Bufalino ha così attraversato il postmoderno senza cedere - come altri scrittori italiani - alla tentazione di fame un'effimera bandiera, ma spremendone i succhi migliori, per esempio la disincantata e vagamente melanconica consapevolezza della propria e altrui condizione d'epigoni. Né poteva essere altrimenti per un uomo che, pur appartenendo per legge anagrafica alla generazione di Sciascia, Bassani, Primo Levi, Calvino, s'era però costruito una storia di scrittore lungo gli anni Ottanta e Novanta, quando alcuni fra i letterati suoi coetanei stavano morendo e lui invece si ritrovava ad esordire coi ventenni e i trentenni. Dai quali comunque lo distingueva qualcosa di sostanziale, di cui egli era sicuramente consapevole. Questi più giovani scrittori, infatti, appartengono a una generazione che ha valicato la «linea d'ombra» al riparo dai traumi della seconda guerra mondiale, della guerra civile, della ricostruzione, ed è cresciuta sotto l'ombrello protettivo del boom economico. Il che potrebbe spiegare perché la parte migliore dei giovani scrittori, anche quando si misura con le ferite più ulcerate del presente, preferisce farlo attraverso una serie di filtri raramente di matrice letteraria piuttosto che attraverso quello strenuo scavo esistenziale mediato dai libri e che ha condotto i grandi autori del nostro Novecento a un impavido «dialogo» con l'Altro - la morte, Dio, i mostri della coscienza individuale e collettiva - e che in Italia ha prodotto testi memorabili come Gli indifferenti, Il deserto dei Tartari, Tempo di uccidere, Se questo è un uomo, Paolo il caldo, L'isola di Arturo, Il Gattopardo, Il cavaliere e la morte. O Diceria dell'untore.

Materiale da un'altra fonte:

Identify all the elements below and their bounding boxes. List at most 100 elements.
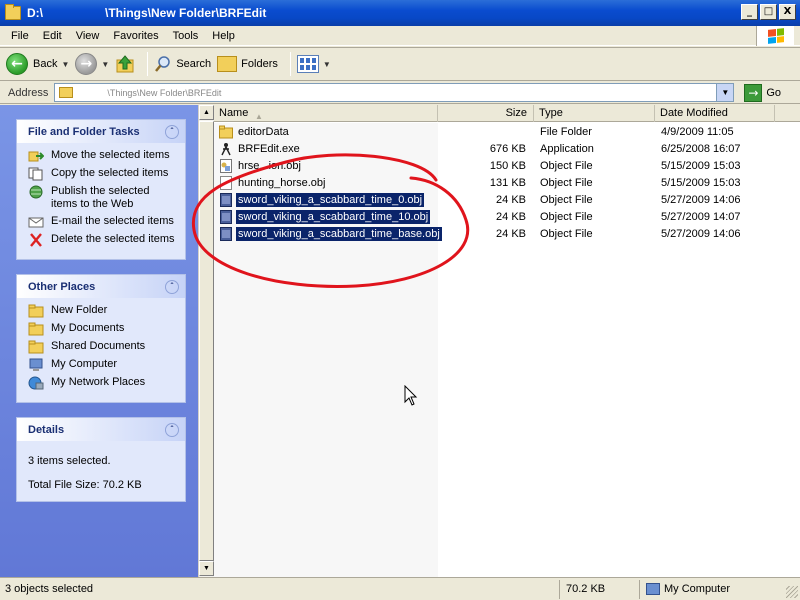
column-header-type[interactable]: Type: [534, 105, 655, 122]
object-file-icon: [220, 226, 232, 241]
views-dropdown-icon[interactable]: ▼: [323, 60, 331, 69]
views-button[interactable]: ▼: [296, 55, 331, 73]
menu-help[interactable]: Help: [205, 28, 242, 44]
column-header-size[interactable]: Size: [438, 105, 534, 122]
go-button[interactable]: → Go: [744, 83, 781, 102]
up-folder-button[interactable]: [115, 54, 135, 74]
details-header[interactable]: Details ˆ: [17, 418, 185, 441]
windows-flag-icon: [767, 28, 784, 44]
file-size: 24 KB: [496, 210, 526, 223]
place-shared-documents[interactable]: Shared Documents: [28, 340, 177, 354]
windows-logo: [756, 26, 794, 46]
other-places-header[interactable]: Other Places ˆ: [17, 275, 185, 298]
file-row-selected[interactable]: sword_viking_a_scabbard_time_0.obj 24 KB…: [214, 191, 800, 208]
mouse-cursor-icon: [404, 385, 418, 406]
file-row[interactable]: BRFEdit.exe 676 KB Application 6/25/2008…: [214, 140, 800, 157]
move-icon: [28, 151, 44, 162]
file-row-selected[interactable]: sword_viking_a_scabbard_time_base.obj 24…: [214, 225, 800, 242]
folder-icon: [28, 340, 44, 354]
task-label: Publish the selected items to the Web: [51, 185, 150, 210]
window-controls: _ □ X: [741, 4, 796, 20]
toolbar-separator: [289, 52, 291, 76]
file-type: Object File: [540, 227, 593, 240]
object-file-icon: [220, 158, 232, 173]
file-row[interactable]: hrse...ion.obj 150 KB Object File 5/15/2…: [214, 157, 800, 174]
scroll-up-icon[interactable]: ▲: [199, 105, 214, 120]
file-size: 676 KB: [489, 142, 526, 155]
column-header-name[interactable]: Name ▲: [214, 105, 438, 122]
task-move[interactable]: Move the selected items: [28, 149, 177, 163]
address-input[interactable]: \Things\New Folder\BRFEdit ▼: [54, 83, 735, 102]
file-row-selected[interactable]: sword_viking_a_scabbard_time_10.obj 24 K…: [214, 208, 800, 225]
network-icon: [28, 376, 44, 390]
task-publish[interactable]: Publish the selected items to the Web: [28, 185, 177, 211]
place-network[interactable]: My Network Places: [28, 376, 177, 390]
folder-icon: [28, 304, 44, 318]
place-label: Shared Documents: [51, 340, 146, 352]
folders-icon: [217, 56, 238, 72]
forward-button[interactable]: → ▼: [75, 53, 109, 75]
other-places-panel: Other Places ˆ New Folder My Documents S…: [16, 274, 186, 403]
details-panel: Details ˆ 3 items selected. Total File S…: [16, 417, 186, 502]
column-header-row: Name ▲ Size Type Date Modified: [214, 105, 800, 122]
search-button[interactable]: Search: [154, 55, 211, 73]
task-email[interactable]: E-mail the selected items: [28, 215, 177, 229]
collapse-icon[interactable]: ˆ: [165, 124, 179, 139]
back-arrow-icon: ←: [6, 53, 28, 75]
task-delete[interactable]: Delete the selected items: [28, 233, 177, 247]
collapse-icon[interactable]: ˆ: [165, 279, 179, 294]
task-copy[interactable]: Copy the selected items: [28, 167, 177, 181]
file-row[interactable]: editorData File Folder 4/9/2009 11:05: [214, 123, 800, 140]
back-button[interactable]: ← Back ▼: [6, 53, 69, 75]
folder-icon: [59, 87, 74, 98]
email-icon: [28, 217, 44, 228]
menu-view[interactable]: View: [69, 28, 107, 44]
close-button[interactable]: X: [779, 4, 796, 20]
menu-tools[interactable]: Tools: [166, 28, 206, 44]
details-selected-count: 3 items selected.: [28, 455, 111, 467]
search-label: Search: [176, 58, 212, 70]
file-type: Object File: [540, 210, 593, 223]
file-folder-tasks-header[interactable]: File and Folder Tasks ˆ: [17, 120, 185, 143]
title-drive: D:\: [27, 6, 43, 20]
task-label: Copy the selected items: [51, 167, 169, 179]
place-new-folder[interactable]: New Folder: [28, 304, 177, 318]
menu-favorites[interactable]: Favorites: [106, 28, 165, 44]
folder-icon: [5, 4, 21, 20]
task-label: E-mail the selected items: [51, 215, 174, 227]
place-my-documents[interactable]: My Documents: [28, 322, 177, 336]
status-bar: 3 objects selected 70.2 KB My Computer: [0, 577, 800, 600]
scroll-thumb[interactable]: [199, 121, 214, 561]
application-icon: [221, 142, 231, 155]
panel-body: New Folder My Documents Shared Documents…: [17, 298, 185, 402]
menu-edit[interactable]: Edit: [36, 28, 69, 44]
file-size: 131 KB: [489, 176, 526, 189]
details-total-size: Total File Size: 70.2 KB: [28, 479, 142, 491]
menu-bar: File Edit View Favorites Tools Help: [0, 26, 800, 46]
vertical-scrollbar[interactable]: ▲ ▼: [198, 105, 214, 577]
file-name: hunting_horse.obj: [238, 176, 326, 189]
file-date: 5/15/2009 15:03: [661, 176, 741, 189]
resize-grip[interactable]: [786, 586, 798, 598]
place-label: My Documents: [51, 322, 125, 334]
status-size: 70.2 KB: [560, 579, 640, 599]
address-dropdown-icon[interactable]: ▼: [716, 84, 734, 101]
minimize-button[interactable]: _: [741, 4, 758, 20]
maximize-button[interactable]: □: [760, 4, 777, 20]
folders-button[interactable]: Folders: [217, 56, 278, 72]
file-size: 24 KB: [496, 227, 526, 240]
file-type: Object File: [540, 193, 593, 206]
file-row[interactable]: hunting_horse.obj 131 KB Object File 5/1…: [214, 174, 800, 191]
copy-icon: [28, 167, 43, 181]
collapse-icon[interactable]: ˆ: [165, 422, 179, 437]
panel-body: Move the selected items Copy the selecte…: [17, 143, 185, 259]
place-label: New Folder: [51, 304, 108, 316]
back-dropdown-icon[interactable]: ▼: [61, 60, 69, 69]
menu-file[interactable]: File: [4, 28, 36, 44]
place-my-computer[interactable]: My Computer: [28, 358, 177, 372]
publish-web-icon: [29, 185, 43, 199]
column-header-date-modified[interactable]: Date Modified: [655, 105, 775, 122]
file-list: Name ▲ Size Type Date Modified editorData…: [214, 105, 800, 577]
scroll-down-icon[interactable]: ▼: [199, 561, 214, 576]
forward-dropdown-icon[interactable]: ▼: [101, 60, 109, 69]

Appassionato e competente di cinema, teatro, musica, arti figurative, Bufalino è stato uno degli ultimi lette¬rati autentici della nostra letteratura: un letterato che scriveva dopo aver letto veramente «tutti i libri», dopo aver attinto a mille fonti di saggezza. I suoi libri nascevano dopo lunga riflessione, dopo avere scritto, cancellato, riscritto e mille volte corretto, nella solitudine di uno studio gremito di libri, lungo l'arco di una giornata di paese scandita da regolari abitudini e civili conversazioni.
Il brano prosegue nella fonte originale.